Page MenuHomePhabricator

APISite.loadpageinfo may discard changes to page content when information was not loaded
Closed, ResolvedPublicBUG REPORT

Description

Demonstrated on listpages.py.

scripts/listpages.py
page_target.text = text
page_target.save(summary=summary)
  • Page.text.setter updates the Page._text attribute with the new content
  • Page.save calls Page._save internally
  • Page._save calls Page._cosmetic_changes_hook
  • Page._cosmetic_changes_hook calls Page.content_model (new after rPWBC94a3f39a038a87e7516e55a253423609694d5342)
  • Page.content_model cannot use cached information because it hasn't been loaded yet (when -overwrite is used), so it calls APISite.loadpageinfo -> APISite._update_page -> pywikibot.data.api.update_page
  • pywikibot.data.api.update_page does del page.text which unconditionally deletes Page._text (the text saved in page_target.text = text)

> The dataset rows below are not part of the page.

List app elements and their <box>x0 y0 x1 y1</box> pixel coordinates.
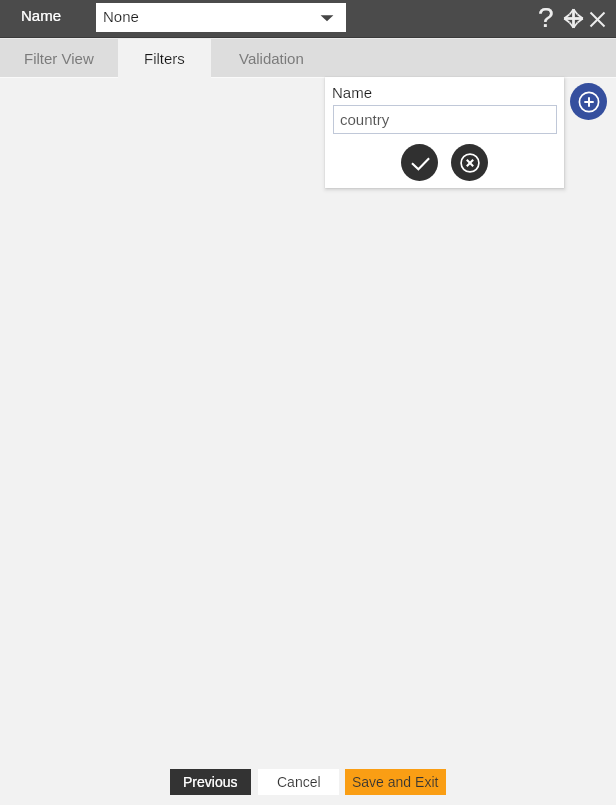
button[interactable]: Add <box>570 83 607 120</box>
button[interactable]: country <box>333 105 557 134</box>
button[interactable]: Cancel edit <box>451 144 488 181</box>
staticText: Save and Exit <box>352 774 439 790</box>
button[interactable]: Filters <box>118 39 211 77</box>
button[interactable]: Filter View <box>0 39 118 77</box>
staticText: None <box>103 8 139 25</box>
button[interactable]: Close <box>583 5 612 34</box>
staticText: Name <box>332 84 373 101</box>
button[interactable]: Confirm <box>401 144 438 181</box>
button[interactable]: None <box>96 3 346 32</box>
staticText: country <box>340 111 390 128</box>
button[interactable]: Previous <box>170 769 251 795</box>
staticText: ? <box>538 2 554 33</box>
button[interactable]: Save and Exit <box>345 769 446 795</box>
staticText: Previous <box>183 774 238 790</box>
button[interactable]: Move <box>559 4 588 33</box>
staticText: Filter View <box>24 50 94 67</box>
button[interactable]: Help <box>530 0 562 35</box>
staticText: Validation <box>239 50 304 67</box>
button[interactable]: Cancel <box>258 769 339 795</box>
staticText: Cancel <box>277 774 321 790</box>
button[interactable]: Validation <box>211 39 331 77</box>
staticText: Filters <box>144 50 185 67</box>
staticText: Name <box>21 7 62 24</box>
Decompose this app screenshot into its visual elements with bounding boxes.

The last step is the problem: APISite.loadpageinfo deletes the useful content.

Workarounds:

  • (for users) disable cosmetic changes
  • (for developers) always completely initialize the page object before updating its content

Quick fix: revert rPWBC94a3f39a038a87e7516e55a253423609694d5342 (or just remove the content_model check).

Event Timeline

matej_suchanek created this task.

I made the quick fix revert to publish a new release because this bug is inside a widely used code part

Xqt claimed this task.

see follow-up Task T260489

see follow-up Task T260489

Fine with it but I believe this task is not resolved. The actual problem is not loading content model during save but loadpageinfo discarding _text.

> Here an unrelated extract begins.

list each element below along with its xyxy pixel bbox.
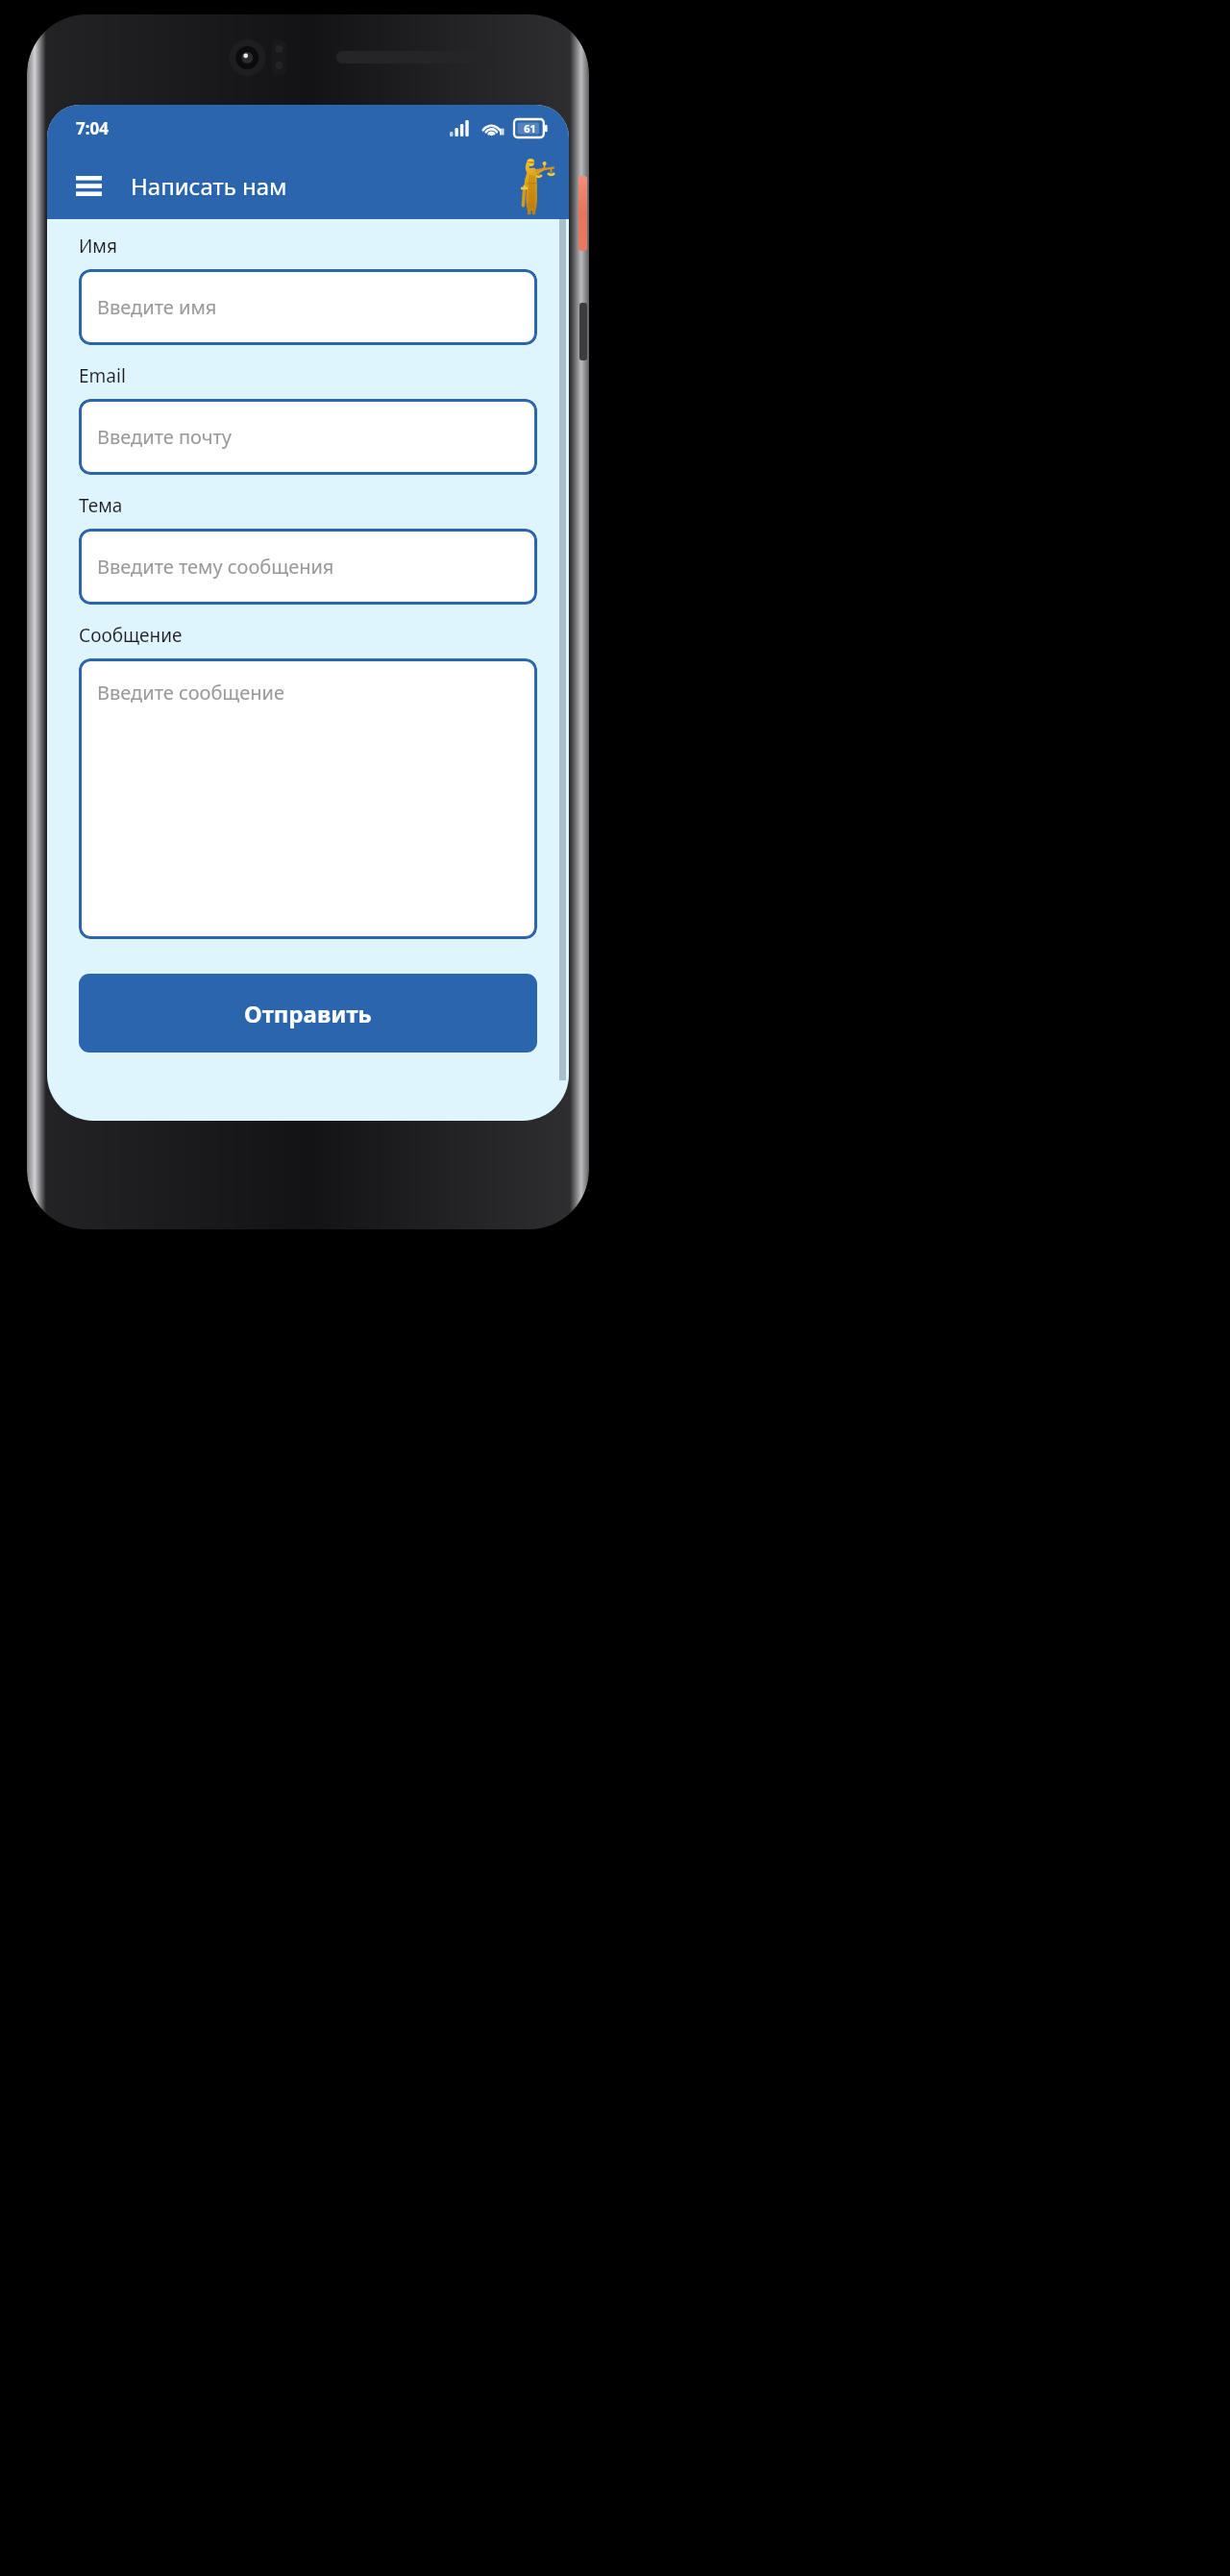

Change 620503 had a related patch set uploaded (by Matěj Suchánek; owner: Matěj Suchánek):
[pywikibot/core@master] [bugfix] Change meaning of BasePage.text

https://gerrit.wikimedia.org/r/620503

matej_suchanek removed Xqt as the assignee of this task.
matej_suchanek moved this task from Backlog to Needs Review on the Pywikibot board.

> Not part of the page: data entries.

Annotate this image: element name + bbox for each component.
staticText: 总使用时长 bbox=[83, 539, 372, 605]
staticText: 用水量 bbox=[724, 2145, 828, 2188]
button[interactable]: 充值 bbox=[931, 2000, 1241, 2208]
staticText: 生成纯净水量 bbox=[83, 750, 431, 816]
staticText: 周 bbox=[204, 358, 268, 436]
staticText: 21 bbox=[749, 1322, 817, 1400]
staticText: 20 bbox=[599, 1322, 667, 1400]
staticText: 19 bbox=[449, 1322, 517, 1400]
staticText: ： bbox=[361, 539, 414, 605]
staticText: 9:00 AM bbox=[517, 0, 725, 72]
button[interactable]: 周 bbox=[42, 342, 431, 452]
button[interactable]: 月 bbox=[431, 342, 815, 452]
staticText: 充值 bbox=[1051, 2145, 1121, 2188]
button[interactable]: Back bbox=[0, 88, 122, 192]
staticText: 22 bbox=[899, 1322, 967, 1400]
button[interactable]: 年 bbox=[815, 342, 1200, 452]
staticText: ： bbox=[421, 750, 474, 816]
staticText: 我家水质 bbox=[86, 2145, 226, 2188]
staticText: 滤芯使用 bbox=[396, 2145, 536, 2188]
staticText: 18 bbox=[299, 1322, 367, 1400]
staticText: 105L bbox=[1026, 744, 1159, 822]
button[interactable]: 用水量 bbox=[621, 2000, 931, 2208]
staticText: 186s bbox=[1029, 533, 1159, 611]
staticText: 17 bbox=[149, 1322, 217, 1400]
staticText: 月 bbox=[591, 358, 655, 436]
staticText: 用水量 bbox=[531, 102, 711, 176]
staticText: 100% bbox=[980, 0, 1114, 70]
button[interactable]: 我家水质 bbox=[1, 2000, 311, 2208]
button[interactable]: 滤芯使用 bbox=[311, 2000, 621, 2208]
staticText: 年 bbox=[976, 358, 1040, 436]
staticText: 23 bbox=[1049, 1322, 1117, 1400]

Fine with it but I believe this task is not resolved. The actual problem is not loading content model during save but loadpageinfo discarding _text.

Yes sure, we can have two tasks: One for the underlying problem menioned here, one for the cc on wikitext only (probably soleved with reverting the revert after this patch here has been merged.

Xqt claimed this task.

Change 620503 merged by jenkins-bot:
[pywikibot/core@master] [bugfix] Change meaning of BasePage.text

https://gerrit.wikimedia.org/r/620503

Xqt reopened this task as Open.EditedAug 27 2020, 1:26 PM

Reopened due to failing tests after this patch:
https://travis-ci.org/github/wikimedia/pywikibot/builds/721646028

I guess most of them are related to ProofreadPage

Change 622811 had a related patch set uploaded (by Matěj Suchánek; owner: Matěj Suchánek):
[pywikibot/core@master] [bugfix] Clean up ProofreadPage.text

https://gerrit.wikimedia.org/r/622811

Change 622811 merged by jenkins-bot:
[pywikibot/core@master] [bugfix] Clean up ProofreadPage.text

https://gerrit.wikimedia.org/r/622811

The tests are still failing because ProofreadPage doesn't like the dummy foobar text.
Anyone having a dummy sample for ProofreadPage?

Change 622838 had a related patch set uploaded (by Matěj Suchánek; owner: Matěj Suchánek):
[pywikibot/core@master] [WIP] Clean up and fix ProofreadPage and tests

https://gerrit.wikimedia.org/r/622838

Change 622838 merged by jenkins-bot:
[pywikibot/core@master] Clean up and fix ProofreadPage and tests

https://gerrit.wikimedia.org/r/622838

The build doesn't fail on this anymore and the following now works as expected:

>>> page = pywikibot.Page(pywikibot.Site('en', 'wikipedia'), 'Dummy')
>>> page.text = 'dummy'
>>> page.exists()
True
>>> page.text
>>> 'dummy'

I believe we can close it now.